On the defensive side of the ball, he uses his speed to his advantage and he seems particularly good at coming in on balls. His route running is a little raw and I didn’t get a chance to see him going back on any balls of note given that their opponents (the Rome Braves) were struggling to do much of anything in this particular game. I also did get a chance to see him use his arm, but it was clear that Rome (a team filled with speedsters of their own) respected it as they had no interest in testing him on the chances they had.
His outfield assist total isn’t gaudy this year, but that could easily be due to guys knowing that it would not be wise to try to get too frisky against him as opposed to him doing anything wrong. By all accounts, he has a strong arm as well. With some more refinement with taking efficient routes to the ball, he could easily end up as a plus defender in center field.
That said, nobody is perfect
Let us be clear…..Florial definitely strikes out a lot and of all his tools, his hit tool is the biggest question mark. He is an aggressive hitter, but he showed some good signs in terms of pitch selection and recognition, but some others that were less that good. He currently sports the highest strikeout percentage of his minor league career at 30.9% and he will have to improve there. He struck out looking on the outside corner and then looking again when facing a position player, Kurt Hoekstra, on the mound. Being able to recognize pitches out of the pitcher’s hand is going to be crucial for him, especially when he faces more quality opposition where he won’t be able to solely use his considerable physical gifts and talent to bail him out.
One other note in the realm of not so good: for a guy that has very real raw power and the ability to barrel balls, he hits a lot of ground balls and he will need to convert more of them into line drives. Again, this hasn’t hurt his ability to get hits because he can beat sub-par fielding with his legs, but that won’t hold as much as he advances up levels in the minor leagues. That said, his ground ball rate is definitely trending in the right direction as he has cut over 15% from his ground ball percentage over last year and his line drive and fly ball percentages are trending upwards as well. While his current BABIP of .439 is unsustainable, if he continues to improve and drive the ball with more authority, the more likely he will able to keep his production up.
Estevan Florial is an impressive athlete and has a ton of tantalizing potential. It is also really important to note that he is just 19 years old and he will be 19 for the entirety of this season.

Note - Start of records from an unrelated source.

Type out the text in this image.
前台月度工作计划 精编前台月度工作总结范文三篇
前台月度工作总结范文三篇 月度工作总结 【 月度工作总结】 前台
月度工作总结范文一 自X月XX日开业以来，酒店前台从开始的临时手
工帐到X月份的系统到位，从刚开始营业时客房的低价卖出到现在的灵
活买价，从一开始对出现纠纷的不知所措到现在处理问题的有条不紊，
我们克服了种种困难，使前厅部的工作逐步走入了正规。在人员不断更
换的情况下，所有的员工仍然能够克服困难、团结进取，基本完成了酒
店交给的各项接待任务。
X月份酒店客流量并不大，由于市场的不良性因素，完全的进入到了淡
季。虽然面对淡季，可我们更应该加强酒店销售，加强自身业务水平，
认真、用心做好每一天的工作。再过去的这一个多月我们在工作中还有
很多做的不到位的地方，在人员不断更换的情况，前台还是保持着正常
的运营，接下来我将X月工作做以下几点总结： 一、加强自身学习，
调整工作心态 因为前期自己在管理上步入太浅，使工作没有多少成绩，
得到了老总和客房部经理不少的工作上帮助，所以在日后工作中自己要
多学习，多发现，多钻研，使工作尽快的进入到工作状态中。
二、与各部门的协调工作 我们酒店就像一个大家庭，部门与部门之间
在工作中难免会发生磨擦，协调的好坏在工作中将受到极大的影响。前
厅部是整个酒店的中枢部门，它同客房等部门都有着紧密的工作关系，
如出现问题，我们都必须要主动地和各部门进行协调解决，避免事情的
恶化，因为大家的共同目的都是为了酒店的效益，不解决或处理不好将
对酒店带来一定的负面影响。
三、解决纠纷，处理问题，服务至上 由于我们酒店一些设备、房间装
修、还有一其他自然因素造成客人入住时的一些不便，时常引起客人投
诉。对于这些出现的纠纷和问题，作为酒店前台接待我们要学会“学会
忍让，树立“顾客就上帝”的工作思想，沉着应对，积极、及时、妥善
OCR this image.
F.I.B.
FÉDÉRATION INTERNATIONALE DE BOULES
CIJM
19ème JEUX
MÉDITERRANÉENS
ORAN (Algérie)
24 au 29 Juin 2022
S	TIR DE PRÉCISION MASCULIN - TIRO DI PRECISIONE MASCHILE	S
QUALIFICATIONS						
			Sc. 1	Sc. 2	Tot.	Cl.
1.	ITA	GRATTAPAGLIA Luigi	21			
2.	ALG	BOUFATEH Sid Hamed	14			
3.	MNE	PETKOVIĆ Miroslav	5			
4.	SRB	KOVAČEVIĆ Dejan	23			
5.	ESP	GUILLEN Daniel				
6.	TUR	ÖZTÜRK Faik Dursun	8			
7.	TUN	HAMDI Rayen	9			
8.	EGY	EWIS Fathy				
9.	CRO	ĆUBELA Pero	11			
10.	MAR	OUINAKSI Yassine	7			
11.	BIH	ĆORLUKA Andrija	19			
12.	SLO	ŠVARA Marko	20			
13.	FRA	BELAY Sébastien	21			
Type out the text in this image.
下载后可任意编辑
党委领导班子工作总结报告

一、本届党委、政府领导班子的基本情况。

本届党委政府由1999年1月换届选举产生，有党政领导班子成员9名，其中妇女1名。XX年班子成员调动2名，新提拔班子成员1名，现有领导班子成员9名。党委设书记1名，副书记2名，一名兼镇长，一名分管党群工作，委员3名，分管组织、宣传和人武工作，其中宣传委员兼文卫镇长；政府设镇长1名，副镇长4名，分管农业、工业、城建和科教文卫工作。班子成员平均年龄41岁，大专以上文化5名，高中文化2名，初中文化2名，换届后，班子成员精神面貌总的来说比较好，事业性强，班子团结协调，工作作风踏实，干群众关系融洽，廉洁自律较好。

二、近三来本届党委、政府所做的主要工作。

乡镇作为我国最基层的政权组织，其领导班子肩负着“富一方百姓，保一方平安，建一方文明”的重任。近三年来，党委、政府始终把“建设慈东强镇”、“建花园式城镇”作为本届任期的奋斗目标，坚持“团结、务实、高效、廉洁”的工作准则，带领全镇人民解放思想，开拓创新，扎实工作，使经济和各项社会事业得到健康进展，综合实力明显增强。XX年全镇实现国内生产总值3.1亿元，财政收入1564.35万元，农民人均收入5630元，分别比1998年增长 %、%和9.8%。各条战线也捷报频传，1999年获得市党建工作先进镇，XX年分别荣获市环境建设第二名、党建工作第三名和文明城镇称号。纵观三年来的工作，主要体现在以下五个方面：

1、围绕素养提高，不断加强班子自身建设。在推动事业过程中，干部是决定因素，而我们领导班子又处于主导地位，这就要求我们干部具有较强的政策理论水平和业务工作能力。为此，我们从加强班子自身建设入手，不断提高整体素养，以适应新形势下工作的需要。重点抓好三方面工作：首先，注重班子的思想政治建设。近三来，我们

Many of the issues I have mentioned that he has are completely normal for someone of his age and experience level. For his first real taste of full season ball, he is performing incredibly well. An OPS of .910 (good for fifth in the entire South Atlantic League) is a high level of production and watching him live confirms that it is the product of an impressive skill set and talent level.
MLB Pipeline has Florial listed as the 15th best prospect in the Yankees system. Yes, the Yankees system is loaded and yes, there is very real risk in Florial’s profile. That said, that ranking seems very soft and barring the unforeseen, he should be a top 10 guy on Yankees prospects lists by season’s end.